Backup Runbook
Backups only become real when you can restore them on demand. This runbook is a step-by-step checklist you can follow during normal operations (routine verification) and during incidents (disaster recovery).
Quick Summary
- Daily: produce backups and record success/failure.
- Weekly: run a restore drill into a staging directory.
- Monthly: validate retention, permissions, and offsite copies.
- Incident: restore using a written sequence, not memory.
Minimum standard
For a WordPress VPS, a workable minimum is:
- Site files archive (WordPress root including
wp-content/). - Database dump.
- Offsite copy of both artifacts.
- A restore drill that you repeat.
Daily run
- Create backups (files and database).
- Verify artifacts exist and are non-empty.
- Log the run (timestamp, sizes, exit codes).
- Sync offsite.
daily-backup-runbook-checks.sh
set -eu
ls -lh /backups | sed -n '1,60p'
# quick sanity checks
test -s /backups/wp-files-latest.tar.gz
test -s /backups/wp-db-latest.sql.gz
Weekly restore drill
Always restore into an empty staging directory.
weekly-restore-drill.sh
set -eu
sudo rm -rf /tmp/restore-test
sudo mkdir -p /tmp/restore-test
# extract files into staging
sudo tar -xzf /backups/wp-files-latest.tar.gz -C /tmp/restore-test
# verify key WordPress paths exist
sudo find /tmp/restore-test -maxdepth 3 -type f -name wp-config.php -print
sudo find /tmp/restore-test -maxdepth 3 -type d -name wp-content -print
If you can restore files and locate critical paths, your backups are likely usable.
Monthly audit
- Confirm retention policies are actually deleting old files.
- Confirm offsite targets have the same number of artifacts.
- Confirm permissions: backup directory is readable only by the backup user/root.
- Review logs for failures and silent partial backups.
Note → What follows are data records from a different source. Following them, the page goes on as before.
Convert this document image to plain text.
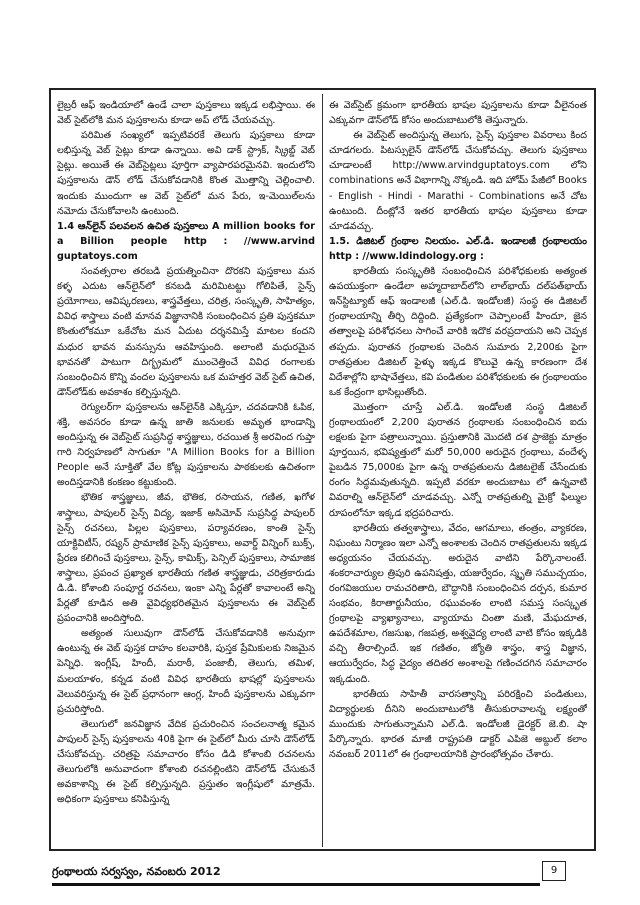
లైబ్రరీ ఆఫ్ ఇండియాలో ఉండే చాలా పుస్తకాలు ఇక్కడ లభిస్తాయి. ఈ వెబ్ సైట్‌లోకి మన పుస్తకాలను కూడా అప్ లోడ్ చేయవచ్చు.

పరిమిత సంఖ్యలో ఇప్పటివరకే తెలుగు పుస్తకాలు కూడా లభిస్తున్న వెబ్ సైట్లు కూడా ఉన్నాయి. అవి డాక్ స్ట్రాక్, స్క్రిబ్డ్ వెబ్ సైట్లు. అయితే ఈ వెబ్‌సైట్లలు పూర్తిగా వ్యాపారపరమైనవి. ఇందులోని పుస్తకాలను డౌన్ లోడ్ చేసుకోవడానికి కొంత మొత్తాన్ని చెల్లించాలి. ఇందుకు ముందుగా ఆ వెబ్ సైట్‌లో మన పేరు, ఇ-మెయిల్‌లను నమోదు చేసుకోవాలసి ఉంటుంది.

1.4 ఆన్‌లైన్ పలవలన ఉచిత పుస్తకాలు A million books for a Billion people http : //www.arvind guptatoys.com

సంవత్సరాల తరబడి ప్రయత్నించినా దొరకని పుస్తకాలు మన కళ్ళ ఎదుట ఆన్‌లైన్‌లో కనబడి మరిమిటట్టు గోలిపితే, సైన్స్ ప్రయోగాలు, ఆవిష్కరణలు, శాస్త్రవేత్తలు, చరిత్ర, సంస్కృతి, సాహిత్యం, వివిధ శాస్త్రాలు వంటి మానవ విజ్ఞానానికి సంబంధించిన ప్రతి పుస్తకమూ కొంతులోకమూ ఒకేచోట మన ఏదుట దర్శనమిస్తే మాటల కందని మధుర భావన మనస్సును ఆవహిస్తుంది. అలాంటి మధురమైన భావనతో పాటుగా దిగ్భ్రమలో ముంచెత్తించే వివిధ రంగాలకు సంబంధించిన కొన్ని వందల పుస్తకాలను ఒక మహత్తర వెబ్ సైట్ ఉచిత, డౌన్‌లోడ్‌కు అవకాశం కల్పిస్తున్నది.

రెగ్యులర్‌గా పుస్తకాలను ఆన్‌లైన్‌కి ఎక్కిస్తూ, చదవడానికి ఓపిక, శక్తి, అవసరం కూడా ఉన్న జాతి జనులకు అమృత భాండాన్ని అందిస్తున్న ఈ వెబ్‌సైట్ సుప్రసిద్ధ శాస్త్రజ్ఞులు, రచయిత శ్రీ అరవింద గుప్తా గారి నిర్వహణలో సాగుతూ "A Million Books for a Billion People అనే సూక్తితో వేల కోట్ల పుస్తకాలను పాఠకులకు ఉచితంగా అందిస్తడానికి కంకణం కట్టుకుంది.

భౌతిక శాస్త్రజ్ఞులు, జీవ, భౌతిక, రసాయన, గణిత, ఖగోళ శాస్త్రాలు, పాపులర్ సైన్స్ విద్య, ఇజాక్ అసిమోవ్ సుప్రసిద్ధ పాపులర్ సైన్స్ రచనలు, పిల్లల పుస్తకాలు, పర్యావరణం, కాంతి సైన్స్ యాక్టివిటీస్, రష్యన్ ప్రామాణిక సైన్స్ పుస్తకాలు, అవార్డ్ విన్నింగ్ బుక్స్, ప్రేరణ కలిగించే పుస్తకాలు, సైన్స్, కామిక్స్, పెన్సిల్ పుస్తకాలు, సామాజిక శాస్త్రాలు, ప్రపంచ ప్రఖ్యాత భారతీయ గణిత శాస్త్రజ్ఞుడు, చరిత్రకారుడు డి.డి. కోశాంబి సంపూర్ణ రచనలు, ఇంకా ఎన్ని పేర్లతో కావాలంటే అన్ని పేర్లతో కూడిన అతి వైవిధ్యభరితమైన పుస్తకాలను ఈ వెబ్‌సైట్ ప్రపంచానికి అందిస్తోంది.

అత్యంత సులువుగా డౌన్‌లోడ్ చేసుకోవడానికి అనువుగా ఉంటున్న ఈ వెబ్ పుస్తక దాహం కలవారికి, పుస్తక ప్రేమికులకు నిజమైన పెన్నిధి. ఇంగ్లీష్, హిందీ, మరాఠీ, పంజాబీ, తెలుగు, తమిళ, మలయాళం, కన్నడ వంటి వివిధ భారతీయ భాషల్లో పుస్తకాలను వెలువరిస్తున్న ఈ సైట్ ప్రధానంగా ఆంగ్ల, హిందీ పుస్తకాలను ఎక్కువగా ప్రచురిస్తోంది.

తెలుగులో జనవిజ్ఞాన వేదిక ప్రచురించిన సంచలనాత్మ కమైన పాపులర్ సైన్స్ పుస్తకాలను 40కి పైగా ఈ సైట్‌లో మీరు చూసి డౌన్‌లోడ్ చేసుకోవచ్చు. చరిత్రపై సమాచారం కోసం డిడి కోశాంబి రచనలను తెలుగులోకి అనువాదంగా కోశాంబి రచనల్లింటిని డౌన్‌లోడ్ చేసుకునే అవకాశాన్ని ఈ సైట్ కల్పిస్తున్నది. ప్రస్తుతం ఇంగ్లీషులో మాత్రమే. అధికంగా పుస్తకాలు కనిపిస్తున్న

ఈ వెబ్‌సైట్ క్రమంగా భారతీయ భాషల పుస్తకాలను కూడా వీలైనంత ఎక్కువగా డౌన్‌లోడ్ కోసం అందుబాటులోకి తెస్తున్నారు.

ఈ వెబ్‌సైట్ అందిస్తున్న తెలుగు, సైన్స్ పుస్తకాల వివరాలు కింద చూడగలరు. పిటస్సులైన్ డౌన్‌లోడ్ చేసుకోవచ్చు. తెలుగు పుస్తకాలు చూడాలంటే http://www.arvindguptatoys.com లోని combinations అనే విభాగాన్ని నొక్కండి. ఇది హోమ్ పేజీలో Books - English - Hindi - Marathi - Combinations అనే చోట ఉంటుంది. దీంట్లోనే ఇతర భారతీయ భాషల పుస్తకాలు కూడా చూడవచ్చు.

1.5. డిజిటల్ గ్రంథాల నిలయం. ఎల్.డి. ఇండాలజీ గ్రంథాలయం http : //www.ldindology.org :

భారతీయ సంస్కృతికి సంబంధించిన పరిశోధకులకు అత్యంత ఉపయుక్తంగా ఉండేలా అహ్మదాబాద్‌లోని లాల్‌భాయ్ దల్‌పత్‌భాయ్ ఇన్‌స్టిట్యూట్ ఆఫ్ ఇండాలజీ (ఎల్.డి. ఇండోలజీ) సంస్థ ఈ డిజిటల్ గ్రంథాలయాన్ని తీర్చి దిద్దింది. ప్రత్యేకంగా చెప్పాలంటే హిందూ, జైన తత్వాలపై పరిశోధనలు సాగించే వారికి ఇదొక వరప్రదాయని అని చెప్పక తప్పదు. పురాతన గ్రంథాలకు చెందిన సుమారు 2,200కు పైగా రాతప్రతుల డిజిటల్ ఫైళ్ళు ఇక్కడ కొలువై ఉన్న కారణంగా దేశ విదేశాల్లోని భాషావేత్తలు, కవి పండితుల పరిశోధకులకు ఈ గ్రంథాలయం ఒక కేంద్రంగా భాసిల్లుతోంది.

మొత్తంగా చూస్తే ఎల్.డి. ఇండోలజీ సంస్థ డిజిటల్ గ్రంథాలయంలో 2,200 పురాతన గ్రంథాలకు సంబంధించిన ఐదు లక్షలకు పైగా పత్రాలున్నాయి. ప్రస్తుతానికి మొదటి దశ ప్రాజెక్టు మాత్రం పూర్తయిన, భవిష్యత్తులో మరో 50,000 అరుదైన గ్రంథాలు, వందేళ్ళ పైబడిన 75,000కు పైగా ఉన్న రాతప్రతులను డిజిటలైజ్ చేసేందుకు రంగం సిద్ధమవుతున్నది. ఇప్పటి వరకూ అందుబాటు లో ఉన్నవాటి వివరాల్ని ఆన్‌లైన్‌లో చూడవచ్చు. ఎన్నో రాతప్రతుల్ని మైక్రో ఫిల్ముల రూపంలోనూ ఇక్కడ భద్రపరిచారు.

భారతీయ తత్వశాస్త్రాలు, వేదం, ఆగమాలు, తంత్రం, వ్యాకరణ, నిఘంటు నిర్మాణం ఇలా ఎన్నో అంశాలకు చెందిన రాతప్రతులను ఇక్కడ అధ్యయనం చేయవచ్చు. అరుదైన వాటిని పేర్కొనాలంటే. శంకరాచార్యుల త్రిపురి ఉపనిషత్తు, యజుర్వేదం, స్మృతి సముచ్చయం, రంగవిజయుల రామచరితాది, బౌద్ధానికి సంబంధించిన దర్పన, కుమార సంభవం, కిరాతార్జునీయం, రఘువంశం లాంటి సమస్త సంస్కృత గ్రంథాలపై వ్యాఖ్యానాలు, వ్యాయామ చింతా మణి, మేఘదూత, ఉపదేశమాల, గజసుఖ, గజపత్ర, అశ్వవైద్య లాంటి వాటి కోసం ఇక్కడికి వచ్చి తీరాల్సిందే. ఇక గణితం, జ్యోతి శాస్త్రం, శాస్త్ర విజ్ఞాన, ఆయుర్వేదం, సిద్ధ వైద్యం తదితర అంశాలపై గణించదగిన సమాచారం ఇక్కడుంది.

భారతీయ సాహితీ వారసత్వాన్ని పరిరక్షించి పండితులు, విద్యార్థులకు దీనిని అందుబాటులోకి తీసుకురావాలన్న లక్ష్యంతో ముందుకు సాగుతున్నామని ఎల్.డి. ఇండోలజీ డైరక్టర్ జె.బి. షా పేర్కొన్నారు. భారత మాజీ రాష్ట్రపతి డాక్టర్ ఎపిజె అబ్దుల్ కలాం నవంబర్ 2011లో ఈ గ్రంథాలయానికి ప్రారంభోత్సవం చేశారు.

గ్రంథాలయ సర్వస్వం, నవంబరు 2012	9
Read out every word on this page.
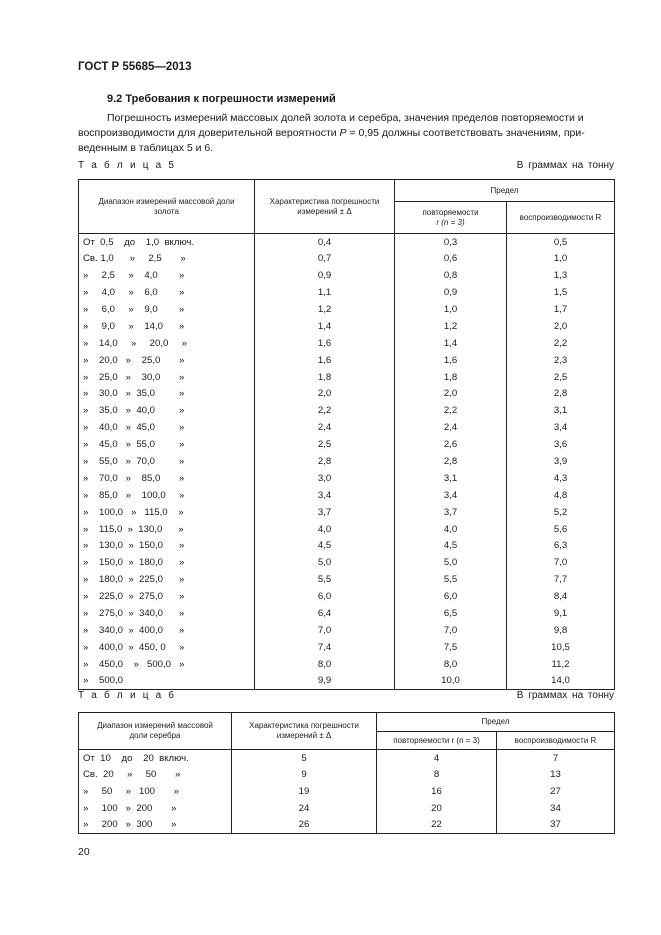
ГОСТ Р 55685—2013
9.2 Требования к погрешности измерений

Погрешность измерений массовых долей золота и серебра, значения пределов повторяемости и
воспроизводимости для доверительной вероятности P = 0,95 должны соответствовать значениям, при-
веденным в таблицах 5 и 6.

Т а б л и ц а 5	В граммах на тонну
Диапазон измерений массовой доли золота	Характеристика погрешности измерений ± Δ	Предел	
		повторяемости
r (n = 3)	воспроизводимости R
От  0,5    до    1,0  включ.	0,4	0,3	0,5
Св. 1,0      »     2,5       »	0,7	0,6	1,0
»     2,5     »    4,0        »	0,9	0,8	1,3
»     4,0     »    6,0        »	1,1	0,9	1,5
»     6,0     »    9,0        »	1,2	1,0	1,7
»     9,0     »    14,0      »	1,4	1,2	2,0
»    14,0     »     20,0     »	1,6	1,4	2,2
»    20,0   »    25,0       »	1,6	1,6	2,3
»    25,0   »    30,0       »	1,8	1,8	2,5
»    30,0   »  35,0         »	2,0	2,0	2,8
»    35,0   »  40,0         »	2,2	2,2	3,1
»    40,0   »  45,0         »	2,4	2,4	3,4
»    45,0   »  55,0         »	2,5	2,6	3,6
»    55,0   »  70,0         »	2,8	2,8	3,9
»    70,0   »    85,0       »	3,0	3,1	4,3
»    85,0   »    100,0     »	3,4	3,4	4,8
»    100,0   »   115,0    »	3,7	3,7	5,2
»    115,0  »  130,0      »	4,0	4,0	5,6
»    130,0  »  150,0      »	4,5	4,5	6,3
»    150,0  »  180,0      »	5,0	5,0	7,0
»    180,0  »  225,0      »	5,5	5,5	7,7
»    225,0  »  275,0      »	6,0	6,0	8,4
»    275,0  »  340,0      »	6,4	6,5	9,1
»    340,0  »  400,0      »	7,0	7,0	9,8
»    400,0  »  450, 0     »	7,4	7,5	10,5
»    450,0    »   500,0   »	8,0	8,0	11,2
»    500,0	9,9	10,0	14,0
Т а б л и ц а 6	В граммах на тонну
Диапазон измерений массовой доли серебра	Характеристика погрешности измерений ± Δ	Предел	
		повторяемости r (n = 3)	воспроизводимости R
От  10    до    20  включ.	5	4	7
Св.  20     »     50       »	9	8	13
»     50     »   100       »	19	16	27
»     100   »  200       »	24	20	34
»     200   »  300       »	26	22	37
20
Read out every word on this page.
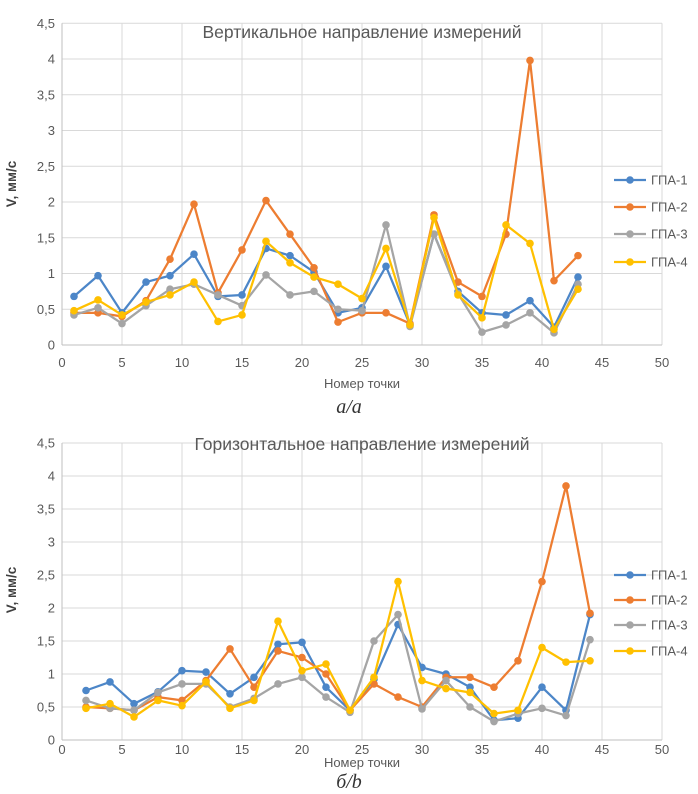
0
0,5
1
1,5
2
2,5
3
3,5
4
4,5
0	5	10	15	20	25	30	35	40	45	50
Вертикальное направление измерений
Номер точки
V, мм/с	ГПА-1
ГПА-2
ГПА-3
ГПА-4
а/а
0
0,5
1
1,5
2
2,5
3
3,5
4
4,5
0	5	10	15	20	25	30	35	40	45	50
Горизонтальное направление измерений
Номер точки
V, мм/с	ГПА-1
ГПА-2
ГПА-3
ГПА-4
б/b
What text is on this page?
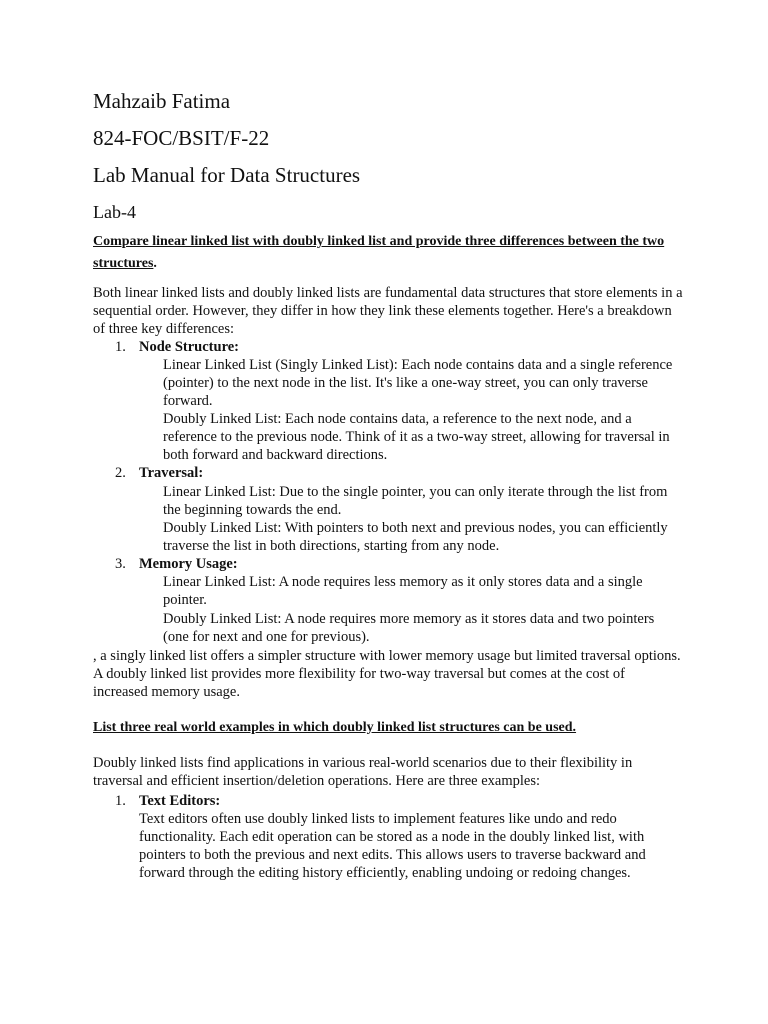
Mahzaib Fatima
824-FOC/BSIT/F-22
Lab Manual for Data Structures
Lab-4
Compare linear linked list with doubly linked list and provide three differences between the two structures.
Both linear linked lists and doubly linked lists are fundamental data structures that store elements in a sequential order. However, they differ in how they link these elements together. Here's a breakdown of three key differences:
1. Node Structure:
Linear Linked List (Singly Linked List): Each node contains data and a single reference (pointer) to the next node in the list. It's like a one-way street, you can only traverse forward.
Doubly Linked List: Each node contains data, a reference to the next node, and a reference to the previous node. Think of it as a two-way street, allowing for traversal in both forward and backward directions.
2. Traversal:
Linear Linked List: Due to the single pointer, you can only iterate through the list from the beginning towards the end.
Doubly Linked List: With pointers to both next and previous nodes, you can efficiently traverse the list in both directions, starting from any node.
3. Memory Usage:
Linear Linked List: A node requires less memory as it only stores data and a single pointer.
Doubly Linked List: A node requires more memory as it stores data and two pointers (one for next and one for previous).
, a singly linked list offers a simpler structure with lower memory usage but limited traversal options. A doubly linked list provides more flexibility for two-way traversal but comes at the cost of increased memory usage.
List three real world examples in which doubly linked list structures can be used.
Doubly linked lists find applications in various real-world scenarios due to their flexibility in traversal and efficient insertion/deletion operations. Here are three examples:
1. Text Editors:
Text editors often use doubly linked lists to implement features like undo and redo functionality. Each edit operation can be stored as a node in the doubly linked list, with pointers to both the previous and next edits. This allows users to traverse backward and forward through the editing history efficiently, enabling undoing or redoing changes.
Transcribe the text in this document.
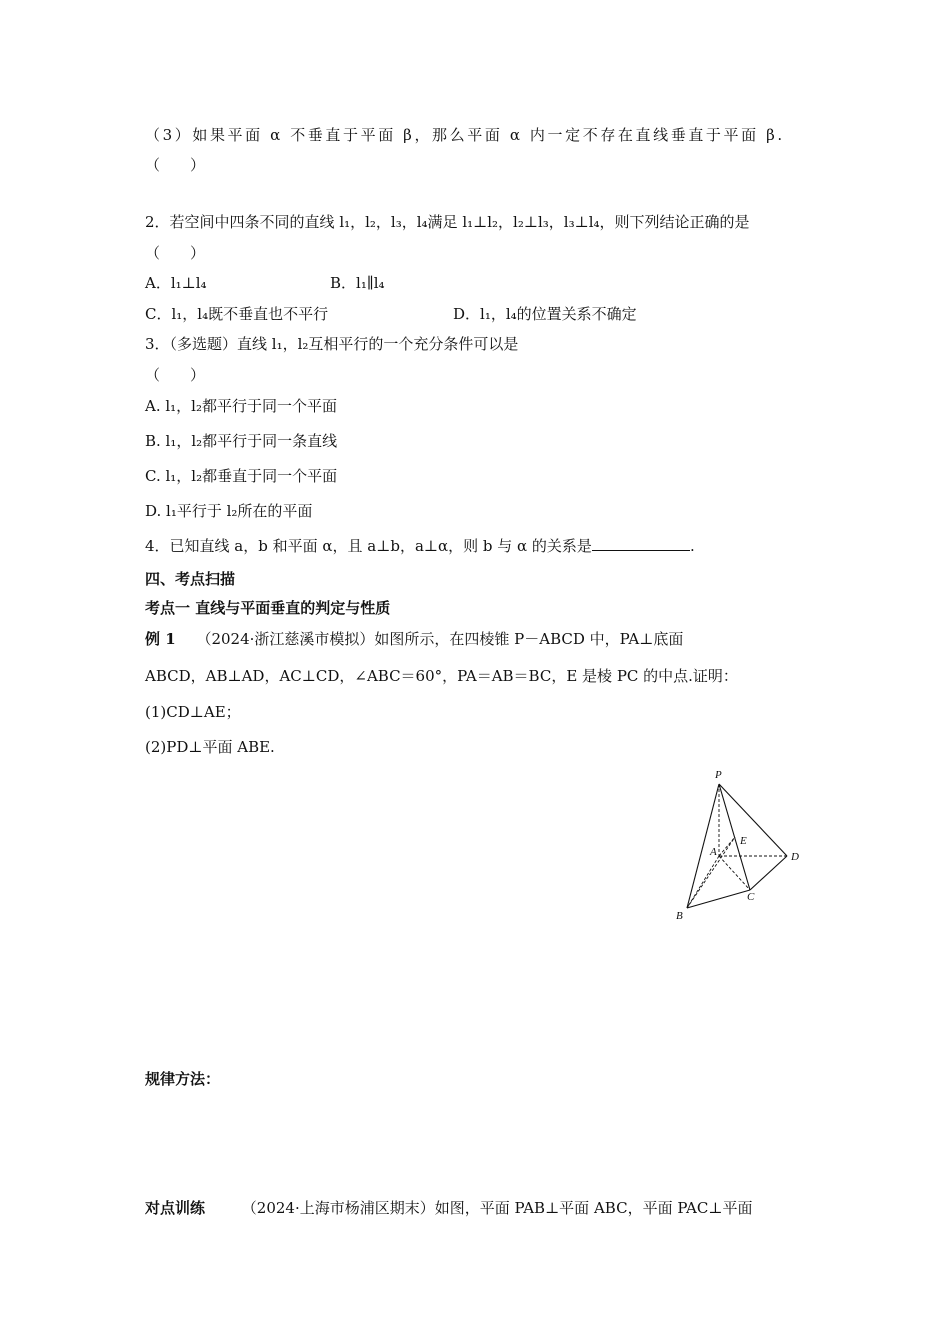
（3）如果平面 α 不垂直于平面 β，那么平面 α 内一定不存在直线垂直于平面 β.
（　　）
2．若空间中四条不同的直线 l₁，l₂，l₃，l₄满足 l₁⊥l₂，l₂⊥l₃，l₃⊥l₄，则下列结论正确的是
（　　）
A．l₁⊥l₄	B．l₁∥l₄
C．l₁，l₄既不垂直也不平行	D．l₁，l₄的位置关系不确定
3．（多选题）直线 l₁，l₂互相平行的一个充分条件可以是
（　　）
A. l₁，l₂都平行于同一个平面
B. l₁，l₂都平行于同一条直线
C. l₁，l₂都垂直于同一个平面
D. l₁平行于 l₂所在的平面
4．已知直线 a，b 和平面 α，且 a⊥b，a⊥α，则 b 与 α 的关系是	.
四、考点扫描
考点一 直线与平面垂直的判定与性质
例 1 （2024·浙江慈溪市模拟）如图所示，在四棱锥 P－ABCD 中，PA⊥底面
ABCD，AB⊥AD，AC⊥CD，∠ABC＝60°，PA＝AB＝BC，E 是棱 PC 的中点.证明：
(1)CD⊥AE；
(2)PD⊥平面 ABE.
P
A
E
D
C
B
规律方法：
对点训练 （2024·上海市杨浦区期末）如图，平面 PAB⊥平面 ABC，平面 PAC⊥平面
Incident restore (high-level)
warning
Restores can overwrite production data. If the server is still partially alive, snapshot first and restore into a staging directory to validate before you replace anything in place.
- Stop web writes (maintenance mode or stop services).
- Restore database.
- Restore files.
- Fix ownership/permissions.
- Validate (HTTP + application-level checks).
- Re-enable traffic.
Keep the exact commands in your environment-specific restore workflow.